Bhoutan: à la recherche du bonheur perdu
Petite nation traditionnelle de l'Himalaya, coincée entre la Chine et l'Inde, le royaume était jusqu'ici célébré pour son indice de Bonheur national brut, qui veut donner la priorité au bien-être sur la puissance économique. Mais revers de cette médaille dorée, la jeunesse récuse de plus en plus cette réputation de pays du bonheur.
L'ancien roi du Bhoutan avait inventé dans les années 1970 ce concept : on mesure le bonheur des habitants d'un pays non seulement en fonction de la croissance économique, mais en prenant compte d'autres critères, tels que la sauvegarde de la culture, l'environnement et la bonne gouvernance. Mais «aspiré» par la mondialisation, le Bhoutan qui a autorisé les premiers touristes en 1974, la télévision en 1999 et la démocratie en 2008, semble avoir aujourd'hui perdu une certaine harmonie ancestrale.
«On peut voir que les gens ne sont pas heureux ici», assène Jim Wangchuk, travailleur social et ancien drogué, dans la capitale Thimphou où il œuvre dans un centre d'accueil pour les jeunes toxicomanes.
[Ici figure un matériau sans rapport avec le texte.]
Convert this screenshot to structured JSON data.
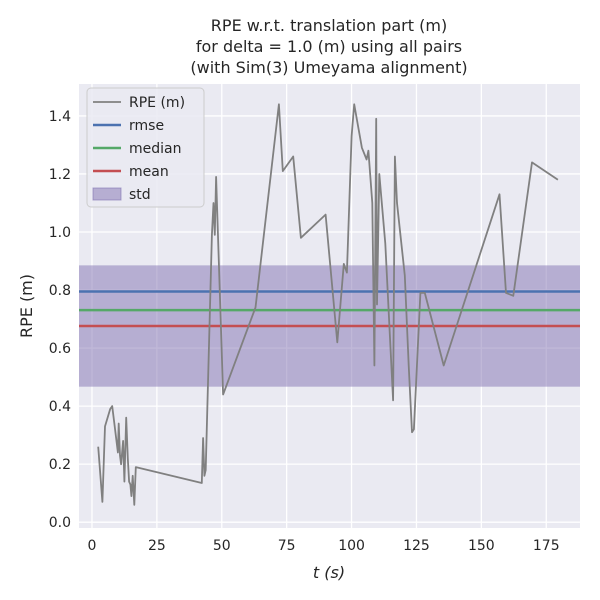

Les autorités s'inquiètent de la consommation croissante des drogues, dans ce pays isolé du monde pendant des siècles. La consommation d'alcool, notamment un vin de riz fermenté fabriqué artisanalement, a toujours fait partie de la culture bhoutanaise. Mais les maladies du foie sont devenues l'une des principales causes de décès au grand hôpital de ce pays de 750.000 habitants.
Monarchie absolue jusqu'en 2008, le pays est désormais une monarchie parlementaire où le bouddhisme demeure religion d'Etat et imprègne la vie quotidienne. Mais le tissu social traditionnel se déchire peu à peu. Selon un des deux seuls psychiatres du pays, «le taux de criminalité augmente chaque année, avec l'apparition des cambriolages et des vols dans la rue, des délits inexistants il y a 10 ans». Selon lui, le chômage, avec la toxicomanie et l'alcoolisme qui l'accompagnent, est le principal défi que va devoir relever le pays.
«Quand je regarde les difficultés du pays, je ne vois pas de Bonheur national brut», déclare Jamyang Tsheltim, un étudiant de 21 ans. Au premier rang des inquiétudes, l'absence d'emplois qualifiés pour les jeunes d'un pays dont la moyenne d'âge est de 26 ans.
Peut-on parler d'un «Etat utopique»? «Il y a une inédaquation entre la demande et l'offre d'emplois», souligne le psychiatre Nirola. Les jeunes abandonnent l'agriculture, qui reste le principal secteur d'activités du royaume. Selon le journaliste Tenzig Lamsang, le pays souffre d'un «esprit de déni» vis-à-vis des problèmes nationaux. Le Bonheur national brut est devenu un concept «très intellectuel», populaire auprès des élites, mais qui ne veut plus dire grand chose pour la population. Le bonheur est un objectif que tout le peuple du Bhoutan tente de revendiquer et d'atteindre. Mais pour le moment, personne ne prétend que le Bhoutan a réalisé un Bonheur national brut.